«Magari si può iniziare a non ascoltare Tommy Parisi». È l’appello lanciato a Bari dalla presidente della Commissione antimafia Chiara Colosimo alle giovani generazioni. Concluse le audizioni in Prefettura per fare il punto sul tasso d’infiltrazione mafiosa nell’economia sana del territorio e sullo stato di salute dei clan baresi, un personaggio come Tommy Parisi, con il suo corollario di fan entusiasti, non poteva passare inosservato. Tommy, cantante neomelodico figlio di Savinuccio, è riemerso dal vertice in Prefettura come uno di quegli esempi da non seguire nemmeno come banale cantante. Ma la risposta dei fan non si è fatta attendere. Una «rivolta», sui soliti social, contro chi lo giudica senza conoscerlo».

«Non è un cognome, ma una persona», scrivono i fan. «La sua musica è emozione, non illegalità.
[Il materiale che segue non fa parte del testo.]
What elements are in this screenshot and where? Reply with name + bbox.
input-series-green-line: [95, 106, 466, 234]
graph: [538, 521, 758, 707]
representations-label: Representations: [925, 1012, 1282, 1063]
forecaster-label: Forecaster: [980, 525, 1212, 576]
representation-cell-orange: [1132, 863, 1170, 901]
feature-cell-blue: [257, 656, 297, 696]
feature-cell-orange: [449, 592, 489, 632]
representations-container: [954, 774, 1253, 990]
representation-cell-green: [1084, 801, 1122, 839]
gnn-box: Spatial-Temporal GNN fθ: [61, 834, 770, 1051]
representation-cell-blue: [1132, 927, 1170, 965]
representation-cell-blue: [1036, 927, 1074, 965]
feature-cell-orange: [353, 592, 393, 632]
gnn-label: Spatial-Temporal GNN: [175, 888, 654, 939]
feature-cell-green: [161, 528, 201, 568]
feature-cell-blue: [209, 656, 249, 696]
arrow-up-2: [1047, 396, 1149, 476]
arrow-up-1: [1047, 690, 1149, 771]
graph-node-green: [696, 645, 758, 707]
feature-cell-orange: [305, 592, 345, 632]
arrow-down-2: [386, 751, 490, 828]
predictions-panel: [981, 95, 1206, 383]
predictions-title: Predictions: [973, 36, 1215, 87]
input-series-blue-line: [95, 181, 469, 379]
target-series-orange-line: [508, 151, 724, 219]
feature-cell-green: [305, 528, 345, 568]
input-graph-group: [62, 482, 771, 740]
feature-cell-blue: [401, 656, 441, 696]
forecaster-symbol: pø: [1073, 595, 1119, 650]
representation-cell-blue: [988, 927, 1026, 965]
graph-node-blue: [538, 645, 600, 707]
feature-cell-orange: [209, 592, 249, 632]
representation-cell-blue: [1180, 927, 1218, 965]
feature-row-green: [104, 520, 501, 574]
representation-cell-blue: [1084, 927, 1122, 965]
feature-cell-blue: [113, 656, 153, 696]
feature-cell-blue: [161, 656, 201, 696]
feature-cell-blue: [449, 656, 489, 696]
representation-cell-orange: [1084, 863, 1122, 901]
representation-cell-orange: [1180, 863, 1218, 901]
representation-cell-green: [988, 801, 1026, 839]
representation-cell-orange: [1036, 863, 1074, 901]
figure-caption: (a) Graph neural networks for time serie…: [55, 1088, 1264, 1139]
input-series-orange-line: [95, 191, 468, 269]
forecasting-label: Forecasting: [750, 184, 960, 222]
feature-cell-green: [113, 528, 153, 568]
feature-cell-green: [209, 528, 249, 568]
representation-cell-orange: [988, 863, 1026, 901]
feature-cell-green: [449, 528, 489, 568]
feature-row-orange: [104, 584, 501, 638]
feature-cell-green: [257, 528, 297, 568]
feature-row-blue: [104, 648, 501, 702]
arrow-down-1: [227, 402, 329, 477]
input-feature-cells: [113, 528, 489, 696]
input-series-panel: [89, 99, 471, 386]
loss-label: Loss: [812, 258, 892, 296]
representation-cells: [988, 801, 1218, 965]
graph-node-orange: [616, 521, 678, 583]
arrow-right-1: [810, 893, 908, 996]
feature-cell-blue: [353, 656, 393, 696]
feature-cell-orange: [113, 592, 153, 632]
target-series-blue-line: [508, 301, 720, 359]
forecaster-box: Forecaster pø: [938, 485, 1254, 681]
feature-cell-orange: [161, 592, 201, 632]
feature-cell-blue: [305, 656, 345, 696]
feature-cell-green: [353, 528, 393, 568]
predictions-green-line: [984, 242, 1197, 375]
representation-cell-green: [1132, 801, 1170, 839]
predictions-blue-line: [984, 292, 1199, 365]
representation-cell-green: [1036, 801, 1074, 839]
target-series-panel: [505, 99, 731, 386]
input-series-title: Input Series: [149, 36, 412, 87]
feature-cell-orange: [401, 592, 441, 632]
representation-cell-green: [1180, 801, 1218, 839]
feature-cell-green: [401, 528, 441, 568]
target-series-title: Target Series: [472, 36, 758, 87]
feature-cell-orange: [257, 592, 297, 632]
Giudicare senza conoscere è ingiusto». Un post comparso all’indomani della nutrita rassegna stampa sui lavori della Commissione antimafia in Prefettura pubblicata sempre nelle storie sui social del cantante. Una pagina attiva e aggiornata di frequente, gestita dal suo staff, su cui compare un numero di telefono a cui però non risponde nessuno.
Come si ricorderà, Tommy Parisi è ormai detenuto da tempo nel carcere di Siracusa, in quanto arrestato nell’ambito dell’inchiesta «Codice interno», condannato a 9 anni con sentenza in abbreviato emessa nel settembre 2025. «Io so cantare e fare la vita del boss», la frase intercettata che lo avrebbe incastrato nell’ambito della corposa indagine sui presunti legami tra mafia, politica e imprenditoria a Bari.
Del 13 marzo un post attraverso cui «Tommy» racconta di non avere «chiuso occhio» in carcere. Una notte «silenziosa e lenta, ma dentro la testa troppo rumore» prodotto da un passato che torna a «bussare senza avvisare. Con i suoi ricordi, con i suoi volti, con tutte quelle cose che pensavi di aver chiuso per sempre. E invece certe cose non se ne vanno davvero».
Un post da cui emerge uno stato d’animo così tanto personale da rendere inverosimile che altri possano avere dato voce, con tanta intensità, a ciò che Parisi può provare in cella dando, infine, ai fan appuntamento a maggio, data in cui si vocifera possa uscire un nuovo album, pare già in lavorazione nel periodo precedente all’arresto.
Si ricorderà anche un precedente post molto «intimo» dell’agosto scorso. Sulla pagina Fb del cantante apparve un messaggio per i follower: «Siete la mia forza nei momenti bui… siete il mio motore, la mia voce quando la mia si spegne». Un contenuto che fu subito attribuito a Parisi, sospettando che in cella avesse uno smartphone attraverso cui comunicare con l’esterno. Ma a distanza di pochi giorni, il suo staff riconobbe la paternità del post.